Even as construction workers dig the foundation for a controversial trolley garage in Miami’s predominantly black West Grove to make way for a tony new development in Coral Gables, opponents are scrambling to stop it.

The question is, is it too late?

For Miami City Commissioner Marc Sarnoff, who met with neighborhood groups to seek support for the project, the answer is yes.

“This decision was not made in a vacuum,” Sarnoff said this week, explaining that the city’s Miami 21 zoning code gives the developer the right to build the garage. “This developer could build this facility there.”

But to West Grove residents, who unleashed a flurry of emails roundly criticizing Sarnoff for not making negotiations more public, the fight is far from over.

Last week, they started an online petition at change.org, and at 11 a.m. Saturday they will hold a rally at the site of the garage, in the 3300 block of Douglas Road. Neighborhood ministers will address the matter at an 8 a.m. meeting Saturday, and on Jan. 17, the Coconut Grove Village Council will take up the matter.

In addition, the University of Miami law school’s Center for Ethics and Public Service is researching whether city officials correctly applied zoning laws when it approved the garage in May without a public hearing. And the center is trying to find an attorney to take the case pro bono, said director Anthony Alfieri. The center’s new environmental justice clinic is also studying the impact the 12-bay garage will have on the health and safety of the residential neighborhood. The clinic’s Zach Lipshultz will present preliminary findings at the meeting of the pastors’ group.

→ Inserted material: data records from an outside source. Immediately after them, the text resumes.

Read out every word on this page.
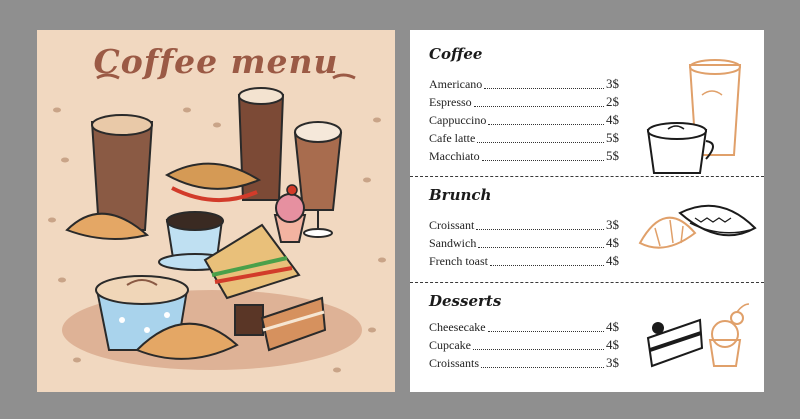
Coffee menu	Coffee
Americano	3$
Espresso	2$
Cappuccino	4$
Cafe latte	5$
Macchiato	5$
Brunch
Croissant	3$
Sandwich	4$
French toast	4$
Desserts
Cheesecake	4$
Cupcake	4$
Croissants	3$
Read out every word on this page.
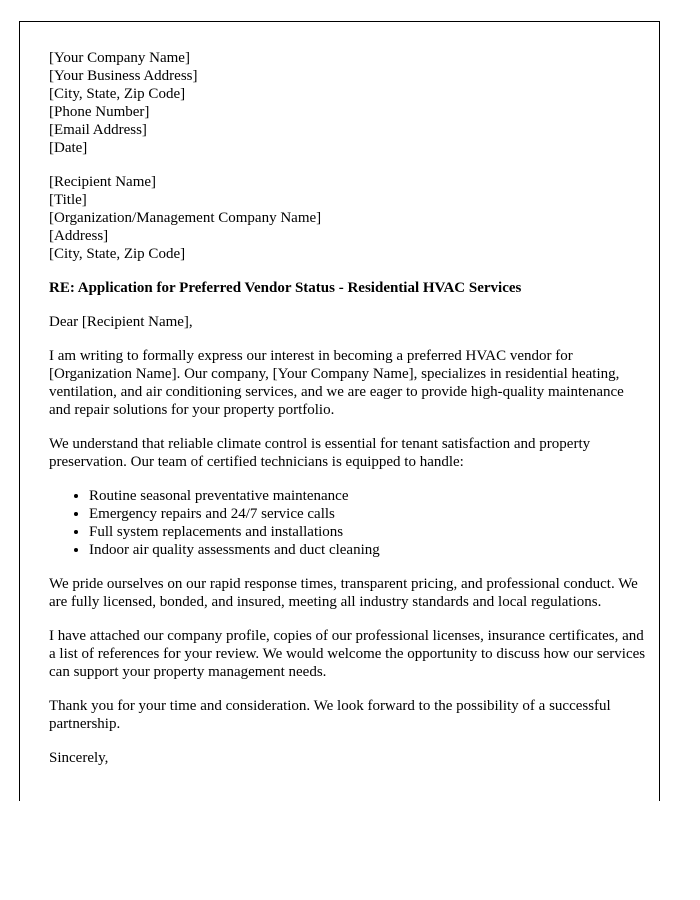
[Your Company Name]
[Your Business Address]
[City, State, Zip Code]
[Phone Number]
[Email Address]
[Date]
[Recipient Name]
[Title]
[Organization/Management Company Name]
[Address]
[City, State, Zip Code]
RE: Application for Preferred Vendor Status - Residential HVAC Services

Dear [Recipient Name],

I am writing to formally express our interest in becoming a preferred HVAC vendor for [Organization Name]. Our company, [Your Company Name], specializes in residential heating, ventilation, and air conditioning services, and we are eager to provide high-quality maintenance and repair solutions for your property portfolio.

We understand that reliable climate control is essential for tenant satisfaction and property preservation. Our team of certified technicians is equipped to handle:

• Routine seasonal preventative maintenance
• Emergency repairs and 24/7 service calls
• Full system replacements and installations
• Indoor air quality assessments and duct cleaning

We pride ourselves on our rapid response times, transparent pricing, and professional conduct. We are fully licensed, bonded, and insured, meeting all industry standards and local regulations.

I have attached our company profile, copies of our professional licenses, insurance certificates, and a list of references for your review. We would welcome the opportunity to discuss how our services can support your property management needs.

Thank you for your time and consideration. We look forward to the possibility of a successful partnership.

Sincerely,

“We just got to keep fighting,” said Pierre Sands, president of the Coconut Grove Village West Homeowner’s and Tenants Association, which has been representing residents in the area since the 1950s. “We’re just little folks on the outside looking in, trying to figure out what the heck is going on.”

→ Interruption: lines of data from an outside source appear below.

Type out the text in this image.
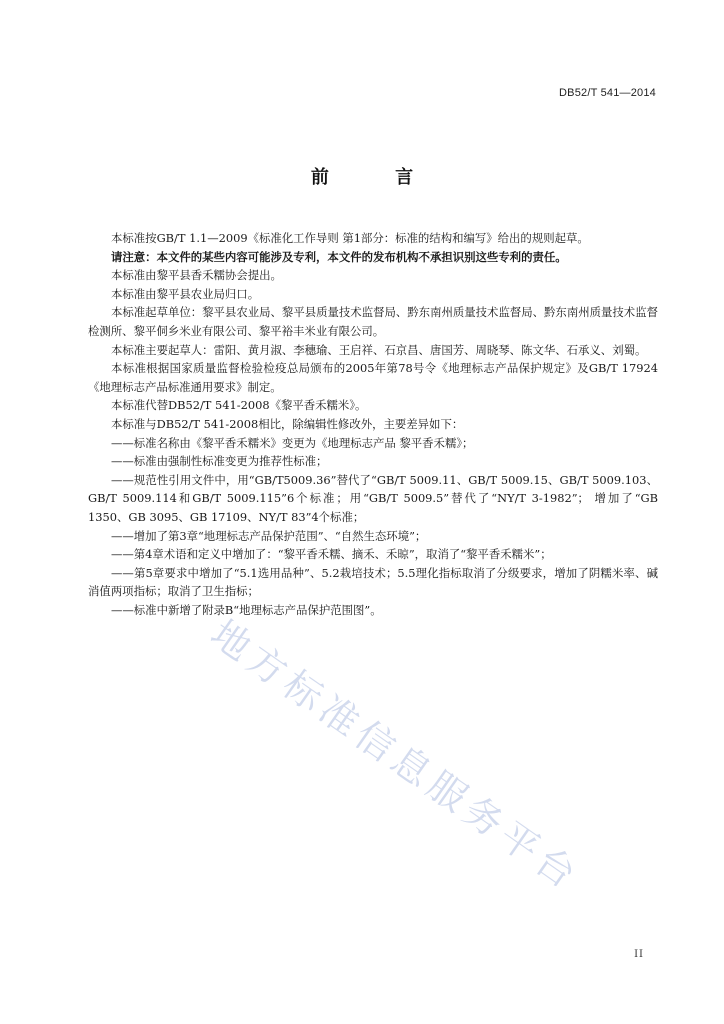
DB52/T 541—2014
前 言

本标准按GB/T 1.1—2009《标准化工作导则 第1部分：标准的结构和编写》给出的规则起草。

请注意：本文件的某些内容可能涉及专利，本文件的发布机构不承担识别这些专利的责任。

本标准由黎平县香禾糯协会提出。

本标准由黎平县农业局归口。

本标准起草单位：黎平县农业局、黎平县质量技术监督局、黔东南州质量技术监督局、黔东南州质量技术监督检测所、黎平侗乡米业有限公司、黎平裕丰米业有限公司。

本标准主要起草人：雷阳、黄月淑、李穗瑜、王启祥、石京昌、唐国芳、周晓琴、陈文华、石承义、刘蜀。

本标准根据国家质量监督检验检疫总局颁布的2005年第78号令《地理标志产品保护规定》及GB/T 17924《地理标志产品标准通用要求》制定。

本标准代替DB52/T 541-2008《黎平香禾糯米》。

本标准与DB52/T 541-2008相比，除编辑性修改外，主要差异如下：

——标准名称由《黎平香禾糯米》变更为《地理标志产品 黎平香禾糯》；

——标准由强制性标准变更为推荐性标准；

——规范性引用文件中，用“GB/T5009.36”替代了“GB/T 5009.11、GB/T 5009.15、GB/T 5009.103、GB/T 5009.114和GB/T 5009.115”6个标准；用“GB/T 5009.5”替代了“NY/T 3-1982”； 增加了“GB 1350、GB 3095、GB 17109、NY/T 83”4个标准；

——增加了第3章“地理标志产品保护范围”、“自然生态环境”；

——第4章术语和定义中增加了：“黎平香禾糯、摘禾、禾晾”，取消了“黎平香禾糯米”；

——第5章要求中增加了“5.1选用品种”、5.2栽培技术；5.5理化指标取消了分级要求，增加了阴糯米率、碱消值两项指标；取消了卫生指标；

——标准中新增了附录B“地理标志产品保护范围图”。

地方标准信息服务平台
II
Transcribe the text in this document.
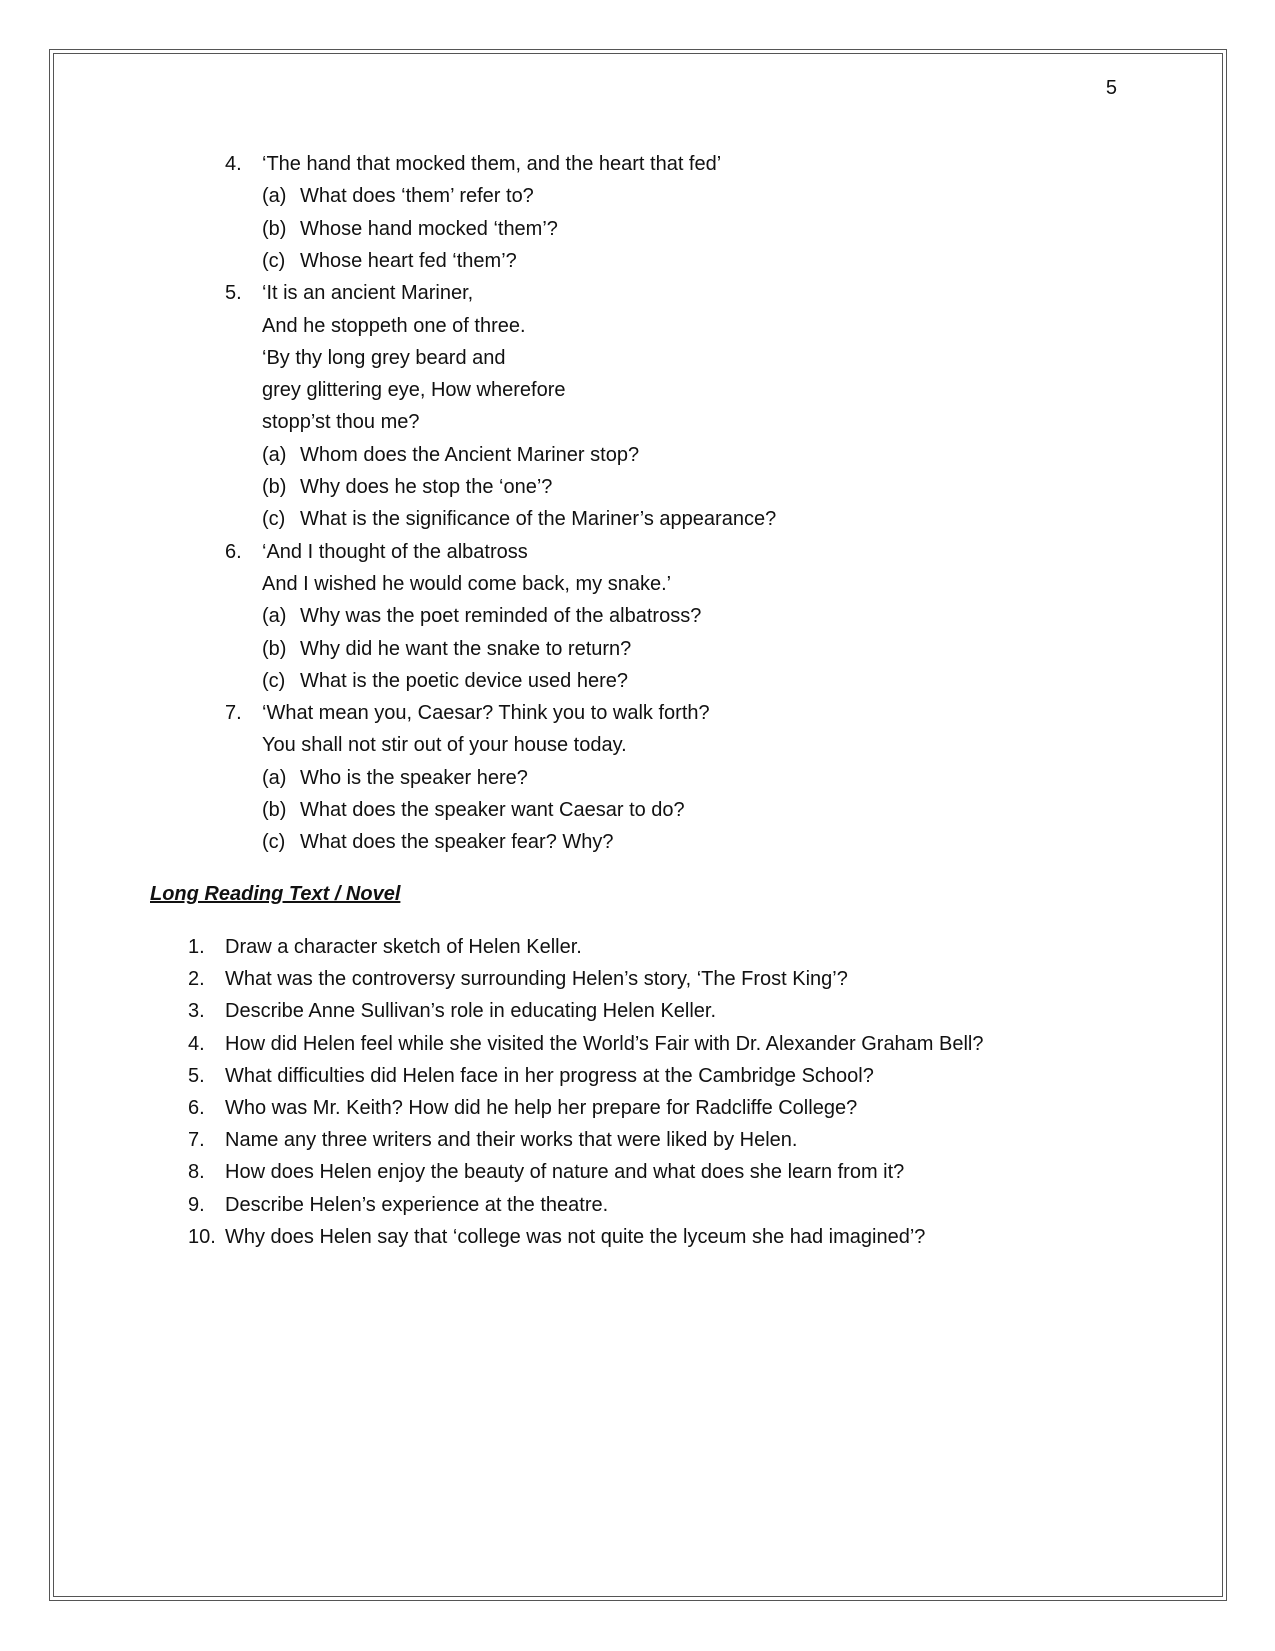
5
4. ‘The hand that mocked them, and the heart that fed’
(a) What does ‘them’ refer to?
(b) Whose hand mocked ‘them’?
(c) Whose heart fed ‘them’?
5. ‘It is an ancient Mariner,
And he stoppeth one of three.
‘By thy long grey beard and
grey glittering eye, How wherefore
stopp’st thou me?
(a) Whom does the Ancient Mariner stop?
(b) Why does he stop the ‘one’?
(c) What is the significance of the Mariner’s appearance?
6. ‘And I thought of the albatross
And I wished he would come back, my snake.’
(a) Why was the poet reminded of the albatross?
(b) Why did he want the snake to return?
(c) What is the poetic device used here?
7. ‘What mean you, Caesar? Think you to walk forth?
You shall not stir out of your house today.
(a) Who is the speaker here?
(b) What does the speaker want Caesar to do?
(c) What does the speaker fear? Why?
Long Reading Text / Novel
1. Draw a character sketch of Helen Keller.
2. What was the controversy surrounding Helen’s story, ‘The Frost King’?
3. Describe Anne Sullivan’s role in educating Helen Keller.
4. How did Helen feel while she visited the World’s Fair with Dr. Alexander Graham Bell?
5. What difficulties did Helen face in her progress at the Cambridge School?
6. Who was Mr. Keith? How did he help her prepare for Radcliffe College?
7. Name any three writers and their works that were liked by Helen.
8. How does Helen enjoy the beauty of nature and what does she learn from it?
9. Describe Helen’s experience at the theatre.
10. Why does Helen say that ‘college was not quite the lyceum she had imagined’?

The mounting criticism has put Sarnoff, whose district includes Coconut Grove, on the defensive. This week he insisted residents supported the project, even if they now say they oppose it.

“Did we take a photograph of them raising their hands? I didn’t. Was there outward approval? I would say 90 percent,” he said.

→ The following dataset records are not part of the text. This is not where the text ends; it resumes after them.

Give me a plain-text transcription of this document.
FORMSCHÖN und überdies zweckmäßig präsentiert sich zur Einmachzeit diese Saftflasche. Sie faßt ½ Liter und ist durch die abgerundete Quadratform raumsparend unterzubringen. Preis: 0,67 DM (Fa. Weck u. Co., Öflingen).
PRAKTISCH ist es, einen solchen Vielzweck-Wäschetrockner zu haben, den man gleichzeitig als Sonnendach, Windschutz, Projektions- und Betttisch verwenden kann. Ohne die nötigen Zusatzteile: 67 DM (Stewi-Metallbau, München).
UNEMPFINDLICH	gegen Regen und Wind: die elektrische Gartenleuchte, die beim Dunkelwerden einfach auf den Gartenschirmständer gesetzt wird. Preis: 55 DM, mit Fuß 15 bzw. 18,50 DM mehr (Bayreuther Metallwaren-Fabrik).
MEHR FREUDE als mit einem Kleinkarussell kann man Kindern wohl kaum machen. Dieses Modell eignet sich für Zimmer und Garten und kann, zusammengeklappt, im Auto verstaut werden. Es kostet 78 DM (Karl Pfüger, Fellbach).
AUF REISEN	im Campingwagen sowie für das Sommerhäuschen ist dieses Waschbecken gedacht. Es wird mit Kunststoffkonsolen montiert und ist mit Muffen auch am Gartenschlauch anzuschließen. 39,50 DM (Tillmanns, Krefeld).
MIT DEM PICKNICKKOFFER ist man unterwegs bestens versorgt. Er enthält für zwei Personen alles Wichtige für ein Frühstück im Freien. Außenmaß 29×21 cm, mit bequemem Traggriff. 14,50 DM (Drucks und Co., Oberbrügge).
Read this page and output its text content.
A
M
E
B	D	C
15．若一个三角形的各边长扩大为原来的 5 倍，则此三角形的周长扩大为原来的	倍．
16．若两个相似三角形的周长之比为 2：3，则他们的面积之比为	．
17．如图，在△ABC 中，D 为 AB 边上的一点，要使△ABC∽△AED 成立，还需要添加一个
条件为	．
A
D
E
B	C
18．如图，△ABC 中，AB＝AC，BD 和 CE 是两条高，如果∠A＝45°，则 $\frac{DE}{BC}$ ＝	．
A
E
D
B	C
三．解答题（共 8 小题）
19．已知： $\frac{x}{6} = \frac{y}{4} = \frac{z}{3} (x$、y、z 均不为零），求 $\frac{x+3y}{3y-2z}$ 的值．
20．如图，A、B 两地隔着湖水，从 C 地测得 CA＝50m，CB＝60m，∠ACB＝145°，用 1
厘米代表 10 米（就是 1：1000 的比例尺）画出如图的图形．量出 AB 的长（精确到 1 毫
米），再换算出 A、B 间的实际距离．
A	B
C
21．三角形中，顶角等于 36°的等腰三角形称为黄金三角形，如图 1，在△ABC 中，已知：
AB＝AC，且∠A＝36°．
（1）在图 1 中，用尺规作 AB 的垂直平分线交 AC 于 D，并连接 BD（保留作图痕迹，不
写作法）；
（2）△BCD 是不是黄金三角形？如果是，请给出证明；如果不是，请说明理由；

But residents say they never signed off on the deal, which started last March when Astor Development approached Coral Gables about swapping land on Le Jeune Road where the Gables operates a maintenance garage for its popular trolleys. Astor wants to build a seven-story, mixed use retail, office and apartment building, where luxury units will come with Sub Zero refrigerators and a concierge.

But first, Astor must build the garage. Astor explored buying land in Coral Gables, but it was too expensive. Then it found the land on Douglas Road.

This week, through a public relations firm, Astor issued a statement saying it had worked to make the garage compatible with the surrounding neighborhood. “The new facility will replace a property that was for the most part inactive,” it said.

Until Astor demolished the buildings in December, the block between Oak and Frow avenues held two houses, a rooming house and a popular restaurant. The site is surrounded by single-family homes.